Synthomer's third quarter progress fails to impress as latex outlook blurs
Updated : 10:45
Synthomer confirmed strong progress across most of the chemicals group's operations in the third-quarter, although the market's reaction seemed to focus on weakness in its paper business and an uncertain latex outlook.
Management remained confident in hitting their full-year targets, as while volumes in Europe and North America were down on the paper softness, the Construction & Coatings and Functional Polymers segments were seeing further improvement.
Synthomer said the recent falls in raw material prices had helped it generate a “modest” improvement in unit margins since the second quarter and over the comparable period in 2014.

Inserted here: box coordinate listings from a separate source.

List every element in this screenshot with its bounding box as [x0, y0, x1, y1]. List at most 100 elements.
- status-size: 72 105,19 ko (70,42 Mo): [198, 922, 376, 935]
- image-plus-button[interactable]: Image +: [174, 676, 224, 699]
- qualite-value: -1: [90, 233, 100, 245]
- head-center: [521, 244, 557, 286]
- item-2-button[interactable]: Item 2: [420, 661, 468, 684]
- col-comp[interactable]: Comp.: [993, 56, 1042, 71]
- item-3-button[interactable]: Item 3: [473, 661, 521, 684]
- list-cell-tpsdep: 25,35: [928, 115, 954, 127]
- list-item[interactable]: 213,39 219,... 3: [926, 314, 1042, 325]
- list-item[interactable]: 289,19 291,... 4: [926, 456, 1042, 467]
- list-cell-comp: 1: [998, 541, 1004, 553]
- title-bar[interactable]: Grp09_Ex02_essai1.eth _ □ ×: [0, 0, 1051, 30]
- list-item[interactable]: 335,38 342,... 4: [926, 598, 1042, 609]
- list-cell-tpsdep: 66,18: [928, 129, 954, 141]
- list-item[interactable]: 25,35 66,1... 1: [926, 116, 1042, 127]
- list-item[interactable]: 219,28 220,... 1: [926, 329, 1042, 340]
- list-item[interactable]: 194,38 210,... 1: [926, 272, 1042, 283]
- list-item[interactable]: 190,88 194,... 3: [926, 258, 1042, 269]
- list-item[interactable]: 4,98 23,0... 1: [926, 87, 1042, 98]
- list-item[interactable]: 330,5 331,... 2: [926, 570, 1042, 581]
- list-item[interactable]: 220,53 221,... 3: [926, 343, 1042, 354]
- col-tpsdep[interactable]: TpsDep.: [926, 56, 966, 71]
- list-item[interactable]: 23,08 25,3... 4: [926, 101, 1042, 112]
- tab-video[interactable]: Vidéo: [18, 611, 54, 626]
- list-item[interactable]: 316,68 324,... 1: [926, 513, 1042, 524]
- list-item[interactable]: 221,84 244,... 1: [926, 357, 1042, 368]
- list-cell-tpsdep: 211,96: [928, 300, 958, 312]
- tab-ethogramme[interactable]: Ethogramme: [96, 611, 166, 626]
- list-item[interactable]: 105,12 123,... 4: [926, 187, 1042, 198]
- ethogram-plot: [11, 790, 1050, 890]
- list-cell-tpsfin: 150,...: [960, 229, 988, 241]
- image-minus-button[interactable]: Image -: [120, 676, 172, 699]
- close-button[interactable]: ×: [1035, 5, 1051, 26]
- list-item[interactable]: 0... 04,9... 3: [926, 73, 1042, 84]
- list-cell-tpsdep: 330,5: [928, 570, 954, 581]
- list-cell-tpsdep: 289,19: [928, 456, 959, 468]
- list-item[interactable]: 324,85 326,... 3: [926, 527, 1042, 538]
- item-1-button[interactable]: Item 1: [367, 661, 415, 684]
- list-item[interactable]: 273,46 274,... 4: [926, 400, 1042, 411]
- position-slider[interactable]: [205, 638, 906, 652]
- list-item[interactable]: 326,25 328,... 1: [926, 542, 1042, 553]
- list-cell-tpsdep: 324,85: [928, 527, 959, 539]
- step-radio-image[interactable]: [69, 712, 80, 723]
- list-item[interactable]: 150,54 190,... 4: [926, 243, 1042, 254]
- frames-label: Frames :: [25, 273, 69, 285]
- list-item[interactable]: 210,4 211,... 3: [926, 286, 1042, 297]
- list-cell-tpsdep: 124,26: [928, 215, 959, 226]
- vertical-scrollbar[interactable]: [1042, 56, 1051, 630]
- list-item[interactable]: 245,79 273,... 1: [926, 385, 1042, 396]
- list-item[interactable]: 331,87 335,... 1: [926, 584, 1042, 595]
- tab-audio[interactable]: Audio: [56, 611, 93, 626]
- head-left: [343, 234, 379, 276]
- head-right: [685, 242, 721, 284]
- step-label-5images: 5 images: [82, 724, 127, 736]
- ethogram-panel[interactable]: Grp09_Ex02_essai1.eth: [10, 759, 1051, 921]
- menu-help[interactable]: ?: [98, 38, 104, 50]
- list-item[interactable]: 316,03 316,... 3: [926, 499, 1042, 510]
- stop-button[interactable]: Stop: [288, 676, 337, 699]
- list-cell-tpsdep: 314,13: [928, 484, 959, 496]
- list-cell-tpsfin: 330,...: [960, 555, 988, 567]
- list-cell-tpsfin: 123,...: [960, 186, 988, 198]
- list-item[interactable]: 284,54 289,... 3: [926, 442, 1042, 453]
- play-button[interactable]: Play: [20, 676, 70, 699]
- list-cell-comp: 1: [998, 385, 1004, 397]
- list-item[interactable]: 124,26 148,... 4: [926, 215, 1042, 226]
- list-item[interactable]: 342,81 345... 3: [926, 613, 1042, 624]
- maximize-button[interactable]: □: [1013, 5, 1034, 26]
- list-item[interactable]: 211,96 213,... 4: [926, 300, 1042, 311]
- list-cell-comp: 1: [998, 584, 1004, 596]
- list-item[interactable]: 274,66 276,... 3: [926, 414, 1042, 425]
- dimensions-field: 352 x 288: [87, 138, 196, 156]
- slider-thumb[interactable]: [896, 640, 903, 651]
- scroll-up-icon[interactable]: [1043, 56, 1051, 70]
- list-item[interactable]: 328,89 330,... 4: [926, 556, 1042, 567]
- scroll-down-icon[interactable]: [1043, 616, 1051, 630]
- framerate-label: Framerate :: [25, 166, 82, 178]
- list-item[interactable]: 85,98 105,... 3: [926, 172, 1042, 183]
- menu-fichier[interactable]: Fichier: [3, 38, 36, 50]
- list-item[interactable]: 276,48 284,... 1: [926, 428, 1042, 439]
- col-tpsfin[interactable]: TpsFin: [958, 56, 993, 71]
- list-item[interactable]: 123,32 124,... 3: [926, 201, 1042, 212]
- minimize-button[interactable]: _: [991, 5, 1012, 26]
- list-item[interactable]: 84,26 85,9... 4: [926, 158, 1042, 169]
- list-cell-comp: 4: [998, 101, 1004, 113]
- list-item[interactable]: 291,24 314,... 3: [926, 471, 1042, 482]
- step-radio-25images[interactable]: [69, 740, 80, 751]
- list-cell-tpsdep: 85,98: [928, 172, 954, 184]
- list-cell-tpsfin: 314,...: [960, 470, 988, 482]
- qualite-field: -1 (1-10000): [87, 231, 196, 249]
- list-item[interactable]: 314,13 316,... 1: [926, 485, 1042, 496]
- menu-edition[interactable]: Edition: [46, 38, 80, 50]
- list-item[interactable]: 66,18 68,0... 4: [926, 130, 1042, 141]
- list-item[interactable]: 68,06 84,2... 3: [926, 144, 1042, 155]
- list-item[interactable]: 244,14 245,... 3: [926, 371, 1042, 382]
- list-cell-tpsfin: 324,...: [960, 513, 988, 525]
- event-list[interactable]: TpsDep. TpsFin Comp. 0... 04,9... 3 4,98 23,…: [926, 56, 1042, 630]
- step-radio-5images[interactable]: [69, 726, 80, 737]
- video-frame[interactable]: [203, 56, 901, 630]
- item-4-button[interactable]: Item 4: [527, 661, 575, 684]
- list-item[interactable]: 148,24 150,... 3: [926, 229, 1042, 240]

Asia and Rest of World segments continued to perform strongly in the third quarter, with both volumes and unit margins higher than the preceding quarter and the 2014 comparative.
“This ongoing momentum reflects a further rise in volumes and unit margins in our Nitrile business,” the FTSE 250 company said of its latex-making business.
As its main revenue streams and raw material costs in Asia are US dollar denominated, the recent volatility in the Malaysian ringgit has had little effect on the reported operating profit in sterling.
Looking forward, management expect to maintain net volumes and margins next year even though it and its rival nitrile producers plans to increase capacity during the second half of 2016 and early 2017.
“Whilst we are confident of continued growth in the market and strong demand going into next year, we expect this planned capacity increase to impact the supply/ demand balance during the second half of 2016 leading to similar net volumes and margins to 2015 for the year as a whole.”
Cash generation remained strong at £26m during the quarter, partially offsetting the £42.8m outflow for the final ordinary and special dividend payments made during the quarter.
Analyst Paul Satchell at Investec said the trading statement showed a "continuation of the excellent performance" seen in the first half of the year and was generally impressed.
N+1Singer said they considered its “a positive update against a weaker macro and sector trading environment”.
But they admitted guidance of a consistent performance for both divisions in for the 2016 financial year “slightly dampens expectations” in that year, with consensus forecasts currently pointing to 7% growth in profit before tax.
Singer added that interest in the shares remained over the potential for further special dividend payments and, in time, M&A under the new management team.